In my example here, rather than the function target=SHA256(SHA256(header+nonce)), let's start with a very simple function:
target = (nonce + 0xAD) ^ 0x6E;
(Assume we're working with 8 bit numbers for this example.)
Just like mining, let's try to find a value for 'nonce' such that target = 0; Mining today would try and brute force try all possible values for 'nonce' until that condition is satisfied, e.g:
for(nonce = 0; nonce <= 255; nonce++)
{
target = (nonce + 0xAD) ^ 0x6E;
if(target == 0)
return nonce;
}
In my proposed approach, this is done symbolically. First, symbolically do the addition and Xor operations to produce a set of equations that represents each of the 8 bits of 'target' in terms of the 8 bits of 'nonce'
t0: (!n0)
t1: (Xor[1, n0, n1])
t2: (Xor[n2, n1 && n0])
t3: (Xor[1, !n3, n2 || (n1 && n0)])
t4: (Xor[n4, n3 || n2 || (n1 && n0)])
t5: (Xor[1, n4 && (n3 || n2 || (n1 && n0)), !n5])
t6: (Xor[1, n6, n5 || (n4 && (n3 || n2 || (n1 && n0)))])
t7: (Xor[n6 && (n5 || (n4 && (n3 || n2 || (n1 && n0)))), !n7])
Now we can solve the system of equations, which will give us values for n0...n7 which satisfy the condition that t0...t7 == 0; This will not be an approximation, we will get exact values for each bit.
As mentioned earlier, we convert the logical operations to arithmetic operations, modulo 2:
t0: (1+n0)
t1: (1+n0+n1)
t2: (n0*n1+n2)
t3: (n2+n0*n1*(1+n2)+n3)
t4: (n2+n3+n2*n3+n0*n1*(1+n2)*(1+n3)+n4)
t5: ((n2+n3+n2*n3+n0*n1*(1+n2)*(1+n3))*n4+n5)
t6: (1+n5+(n2+n3+n2*n3+n0*n1*(1+n2)*(1+n3))*n4*(1+n5)+n6)
t7: (1+(n5+(n2+n3+n2*n3+n0*n1*(1+n2)*(1+n3))*n4*(1+n5))*n6+n7)

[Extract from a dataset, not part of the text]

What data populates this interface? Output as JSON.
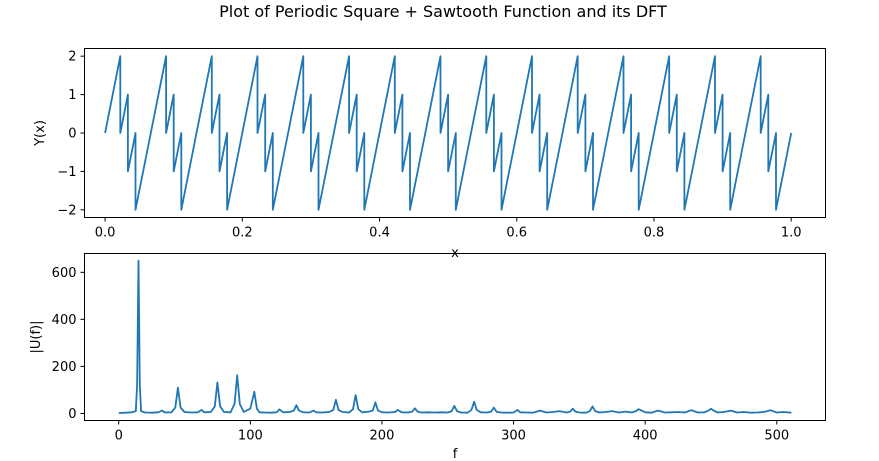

And now we can solve (done using wolfram mathematica):
In[1] := Solve[(1 + n0) == 0 && (1 + n0 + n1) == 0 && (n0*n1 + n2) == 0 && (n2 + n0*n1*(1 + n2) + n3) == 0 && (n2 + n3 + n2*n3 + n0*n1*(1 + n2)*(1 + n3) + n4) == 0 && ((n2 + n3 + n2*n3 + n0*n1*(1 + n2)*(1 + n3))*n4 + n5) == 0 && (1 + n5 + (n2 + n3 + n2*n3 + n0*n1*(1 + n2)*(1 + n3))*n4*(1 + n5) + n6) == 0 && (1 + (n5 + (n2 + n3 + n2*n3 + n0*n1*(1 + n2)*(1 + n3))*n4*(1 + n5))*n6 + n7) == 0 && n0*n0 - n0 == 0 && n1*n1 - n1 == 0 && n2*n2 - n2 == 0 && n3*n3 - n3 == 0 && n4*n4 - n4 == 0 && n5*n5 - n5 == 0 && n6*n6 - n6 == 0 && n7*n7 - n7 == 0, {n0, n1, n2, n3, n4, n5, n6, n7}, Modulus -> 2]
Out[1] = {{n0 -> 1, n1 -> 0, n2 -> 0, n3 -> 0, n4 -> 0, n5 -> 0, n6 -> 1, n7 -> 1}}
You can see this produced the exact solution: 11000001 == 0xC1 == 193, which does in fact validate:
(0xC1 + 0xAD) ^ 0x6E == 0
Now we just expand this for bitcoin mining. Do everything I did above, but with the symbolic version of SHA256(SHA256(block_header)) rather than my simple example. Take the first 32 equations from this result set (corresponding to the 4 bytes we want to be 0), and fill in literal values from the block header for everything except for the 32 bits of nonce we want to solve for. Now solve the system of equations; we get the exact bits for nonce that produces a target with the first 4 bytes zeroed.
Again, the symbolic SHA256 stuff can all be computed offline and saved - the computation part of mining now will just be solving that system of 32 equations, which mathematica (or another symbolic math module) can do incredibly fast. Much faster than my GPU can brute-force every possible nonce combination.